A recently published Lancet article about vitamin D and bone mineral density is making waves in the medical world and on the web. It calls into question whether vitamin D should be recommended to all community-dwelling adults for osteoporosis prevention.
This meta-analysis sought to investigate the interactions between vitamin D supplementation and bone mineral density (BMD). BMD is a proxy measurement for fracture risk that, while not always accurate, is usually a good indicator of fracture risk. Changing your lifestyle can have an impact on your BMD within the year, whereas to measure risk directly would require much larger sampler sizes and numerous years of tracking.
While bone mineral density (BMD) is not a direct measurement of fracture risk, it is a solid and measurable indicator.
The authors argued that previous meta-analyses on vitamin D and fractures were of low quality due to the available data being of limited statistical power, inappropriate doses, or not in deficient populations.
A new meta-analysis questions whether blanket vitamin D recommendations are suitable for osteoporosis prevention.
The meta-analysis assessed 19 studies on Vitamin D supplementation which analyzes bone mineral density. The studies invested were studies using vitamin D supplementation of either D2 or D3 form in adults. Age was not limited to older people, and if calcium was taken with Vitamin D then the placebo group must have also received calcium. Thus, some of the studies are just vitamin D, while others are vitamin D + calcium vs placebo + calcium.
The inclusion criteria were a bit vague, and this may have been to broaden the search (and thus include more data). That being said, while permissive inclusion criteria can include more data, they can also add so much data that benefits to one group of people (e.g. the elderly, women, etc.) can be lost because people in other groups are included. For these complications, we look further in the data to when factors are controlled for.
Inclusion criteria are the characteristics of the subjects in the study. Having both young and elderly in this meta-analysis could have influenced the results.
At the outset of the study, the meta-analysis found that at the four areas of the body where bone mineral density was measured, only one (femoral neck) saw a small benefit with supplementation. The other four (hip/trochanter, lumbar, forearm, and total) did not; the confidence intervals (CI values) all crossed the zero point, indicating no statistical benefit.
The authors concluded the study prior to doing any analysis of the cohorts in their data, and as such we cannot use this data to conclude anything about the age groups.
At the outset, a major complication with this study would be how it had a very large and permissive inclusion criteria set to allow many studies to be analyzed yet it did not do further analysis into whether there were commonalities in the studies that showed benefit versus those that don't. The question "did including younger adults cause an apparent benefit in elderly people to be missed" cannot be answered without further statistical analysis. It should be noted that six of the included studies (comprising 871 subjects, about 21% of the total subjects analyzed) had a mean age under 50. This could have influenced the results if we assume the elderly would benefit more from Vitamin D supplementation than youth (which, according to the previous literature, is a very sound hypothesis).

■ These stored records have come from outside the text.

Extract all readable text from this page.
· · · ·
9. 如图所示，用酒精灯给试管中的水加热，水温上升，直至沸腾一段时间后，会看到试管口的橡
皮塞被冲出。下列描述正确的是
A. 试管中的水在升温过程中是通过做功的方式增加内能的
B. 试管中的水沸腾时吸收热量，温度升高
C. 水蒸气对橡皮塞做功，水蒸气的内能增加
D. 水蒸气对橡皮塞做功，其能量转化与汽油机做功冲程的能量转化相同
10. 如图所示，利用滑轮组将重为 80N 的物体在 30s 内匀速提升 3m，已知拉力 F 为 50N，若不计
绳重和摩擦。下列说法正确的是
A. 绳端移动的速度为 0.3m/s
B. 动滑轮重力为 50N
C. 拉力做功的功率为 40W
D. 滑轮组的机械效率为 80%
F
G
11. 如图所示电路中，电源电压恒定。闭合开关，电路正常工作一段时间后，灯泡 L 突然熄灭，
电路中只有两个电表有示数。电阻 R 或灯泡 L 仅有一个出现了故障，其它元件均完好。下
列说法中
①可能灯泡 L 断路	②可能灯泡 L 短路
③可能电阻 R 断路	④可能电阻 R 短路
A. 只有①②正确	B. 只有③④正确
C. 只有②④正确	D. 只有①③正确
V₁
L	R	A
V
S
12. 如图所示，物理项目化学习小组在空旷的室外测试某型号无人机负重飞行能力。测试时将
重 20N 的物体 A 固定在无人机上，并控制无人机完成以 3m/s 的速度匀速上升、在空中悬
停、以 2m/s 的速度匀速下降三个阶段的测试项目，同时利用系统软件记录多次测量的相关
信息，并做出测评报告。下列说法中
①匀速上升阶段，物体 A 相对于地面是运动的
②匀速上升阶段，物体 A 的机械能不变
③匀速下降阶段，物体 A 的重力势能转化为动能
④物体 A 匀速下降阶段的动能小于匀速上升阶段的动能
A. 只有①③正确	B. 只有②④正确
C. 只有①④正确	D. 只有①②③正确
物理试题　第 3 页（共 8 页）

Furthermore, vitamin D levels in serum were quite variable, as at baseline in these studies there seems to be quite a mix of studies with baseline Vitamin D below 30nM (five studies), between 30-50nM (three studies), 50-75nM (eleven studies) and one above 75nM. When looking at Vitamin D concentrations in serum after supplementation, it remains a variable 53-92nM (the range of the averages across the studies).
Penultimately, while perhaps of lesser importance due to standardization in the past suggesting intramuscular and oral supplementation of the following doses are somewhat bioequivalent, there was still a large variability in studies giving daily (thirteen) or weekly/monthly (four) oral supplementation and injections once a year (two studies).
Finally, while the studies in the subject were 92% women, which may simply be something that should be mentioned in the reporting of this study as the actions of vitamin D on bone health are somewhat comparable between men and women (although perhaps a bit more robust in women due to usually more advanced and common osteoporotic symptoms than men).
Overall, there are very limited practical conclusions we can draw from this study.
To start, remember that we need to keep an eye on the prize. While bone mineral density (BMD) is a useful measurement for bone fractures, the ultimate issue we are concerned with is injuries and death from falling, especially in the elderly. Vitamin D supplementation has been shown studies to decrease falls and fractures in the elderly. That's important!
Various studies show that in the elderly, vitamin D supplementation decreases falls and fractures.
The broad inclusion criteria means that in general, we can say that vitamin D does not help improve BMD. As vitamin D is not generally recommended to alleviate osteoporosis in the general population, it would have been beneficial for the analysis to include a breakdown for a variety of age groups.
The bottom line is that we care most about preventing fractures and subsequent death. The people most at-risk for those are the elderly, and several studies show that vitamin D helps prevent such falls. The Lancet study focused on the entire adult population.
When you factor in the prevalence of vitamin D deficiency, the myriad of other health benefits of vitamin D, its low cost, and how safe it is, it is our opinion that vitamin D supplementation is a safe and intelligent choice.